Upon the dissolution of the Association, the Board of Directors shall, after paying or making provision for the payment of all the liabilities of the Association, dispose of all the assets of the Association exclusively for the purposes of the Association in such manner, or to such organization or organizations organized and operated exclusively for the charitable, religious, educational or scientific purposes as shall at the time qualify as an exempt organization or organizations under Section 501 (c) (6) of the Internal Revenue Code of 1954 (or the corresponding provision of any future United States Internal Revenue Law), as the Board of Directors shall determine. Any of such assets not so disposed of shall be disposed of by the court of competent jurisdiction of the county in which the principal office of the Association is then located, exclusively for such purposes or to such organizations, as said Court shall determine, which are organized and operated exclusively for such purposes.

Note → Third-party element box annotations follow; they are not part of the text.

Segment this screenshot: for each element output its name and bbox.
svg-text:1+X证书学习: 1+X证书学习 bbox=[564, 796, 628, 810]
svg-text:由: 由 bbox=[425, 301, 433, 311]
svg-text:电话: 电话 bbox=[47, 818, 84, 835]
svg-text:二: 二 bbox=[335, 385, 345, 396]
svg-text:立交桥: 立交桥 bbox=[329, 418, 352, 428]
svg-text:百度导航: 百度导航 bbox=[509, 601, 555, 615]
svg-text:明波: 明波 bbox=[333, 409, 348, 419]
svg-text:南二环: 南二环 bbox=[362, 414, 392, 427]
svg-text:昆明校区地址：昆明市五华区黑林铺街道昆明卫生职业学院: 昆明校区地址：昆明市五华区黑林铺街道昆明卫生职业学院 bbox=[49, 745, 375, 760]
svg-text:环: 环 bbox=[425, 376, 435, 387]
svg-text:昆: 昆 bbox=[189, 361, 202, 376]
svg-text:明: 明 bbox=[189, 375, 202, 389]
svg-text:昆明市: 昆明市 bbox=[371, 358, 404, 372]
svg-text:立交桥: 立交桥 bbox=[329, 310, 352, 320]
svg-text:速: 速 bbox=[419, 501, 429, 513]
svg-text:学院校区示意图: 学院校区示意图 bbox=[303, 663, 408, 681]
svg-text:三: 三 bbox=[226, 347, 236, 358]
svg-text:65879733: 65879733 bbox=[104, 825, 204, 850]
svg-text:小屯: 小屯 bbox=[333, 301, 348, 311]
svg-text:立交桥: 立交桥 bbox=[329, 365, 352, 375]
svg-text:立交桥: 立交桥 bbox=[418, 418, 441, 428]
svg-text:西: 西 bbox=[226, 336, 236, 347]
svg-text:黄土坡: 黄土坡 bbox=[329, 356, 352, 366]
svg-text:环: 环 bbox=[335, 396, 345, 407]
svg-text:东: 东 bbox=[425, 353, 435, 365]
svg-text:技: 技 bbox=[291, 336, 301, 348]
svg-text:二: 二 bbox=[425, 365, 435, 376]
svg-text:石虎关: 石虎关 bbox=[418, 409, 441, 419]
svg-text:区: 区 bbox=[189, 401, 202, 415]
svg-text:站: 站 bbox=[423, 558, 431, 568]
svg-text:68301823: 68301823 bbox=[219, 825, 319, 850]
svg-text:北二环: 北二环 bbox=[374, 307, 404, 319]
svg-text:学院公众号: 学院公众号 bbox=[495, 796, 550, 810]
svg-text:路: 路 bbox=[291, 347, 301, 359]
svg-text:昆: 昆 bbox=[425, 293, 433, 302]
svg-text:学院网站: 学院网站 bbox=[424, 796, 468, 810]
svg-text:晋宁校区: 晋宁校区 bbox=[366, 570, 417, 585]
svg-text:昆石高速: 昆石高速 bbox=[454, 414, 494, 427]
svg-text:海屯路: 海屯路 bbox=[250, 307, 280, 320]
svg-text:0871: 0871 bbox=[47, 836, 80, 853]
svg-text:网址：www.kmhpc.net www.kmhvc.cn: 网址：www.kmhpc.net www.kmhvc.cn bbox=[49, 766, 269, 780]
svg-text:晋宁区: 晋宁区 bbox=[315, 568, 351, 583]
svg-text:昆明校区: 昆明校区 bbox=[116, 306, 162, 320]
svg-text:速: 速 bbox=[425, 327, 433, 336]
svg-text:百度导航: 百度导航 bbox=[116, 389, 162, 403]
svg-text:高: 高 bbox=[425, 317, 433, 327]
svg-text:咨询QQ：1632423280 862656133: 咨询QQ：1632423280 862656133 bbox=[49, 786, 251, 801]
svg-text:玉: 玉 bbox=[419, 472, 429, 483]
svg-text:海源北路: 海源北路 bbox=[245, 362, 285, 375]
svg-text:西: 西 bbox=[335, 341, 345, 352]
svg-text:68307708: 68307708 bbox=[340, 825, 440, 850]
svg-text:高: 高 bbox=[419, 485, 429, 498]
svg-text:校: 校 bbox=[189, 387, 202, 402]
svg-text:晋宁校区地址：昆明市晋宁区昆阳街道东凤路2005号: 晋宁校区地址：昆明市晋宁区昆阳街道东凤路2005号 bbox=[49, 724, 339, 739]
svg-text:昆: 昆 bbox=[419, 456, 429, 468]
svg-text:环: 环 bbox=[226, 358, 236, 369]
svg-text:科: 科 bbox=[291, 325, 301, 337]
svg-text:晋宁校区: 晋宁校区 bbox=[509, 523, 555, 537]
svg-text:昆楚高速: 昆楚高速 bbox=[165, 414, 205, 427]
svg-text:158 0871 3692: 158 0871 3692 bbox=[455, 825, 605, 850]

INTERNAL REVENUE PROVISIONS
The Association shall not participate in, or intervene in (including the publishing or distribution of statements), any political campaign on behalf of any candidate for public office. Notwithstanding any other provision of these Articles, the Association shall not conduct or carry on any activities not permitted to be carried on: (a) by an organization exempt from Federal income tax under Section 501(c)(6) of the Internal Revenue Code of 1954 (or the corresponding provision of any future United States Internal Revenue Law) or (b) by an Association, contributions to which are deductible under Section 70(c)(2) of the Internal Revenue Code of 1954 (or the corresponding provision of any future United States Internal Revenue Law).
INDEMNIFICATION OF OFFICERS, DIRECTORS, COMMITTEES AND STAFF
Definition. The provisions of this Article shall apply to each individual officer, director, committee member, and staff appointed or contracted by the Association. Whenever used hereafter in this Article, the term “Officer” shall include officers, directors, committee and staff members.
Entitlement. The Association shall or shall have indemnified any and all of its officers or former officers against expenses and liabilities (including counsel fees) actually and necessarily incurred by them or imposed on them in conjunction with any action, suit or proceeding in which they or any of them are made parties, or in which they become involved as a party, by reason of being or having been officers or an officer of the Association, or any settlement thereof whether or not they are officers at the time such expenses are incurred, except in relation to matters as to which any such officer or former officer shall be adjudged in such action, suit or proceeding to be liable for gross negligence or willful misconduct in the performance or duty. Such indemnification shall not be deemed exclusive of any other right to which those indemnified may be entitled under any agreement, vote of the members or otherwise.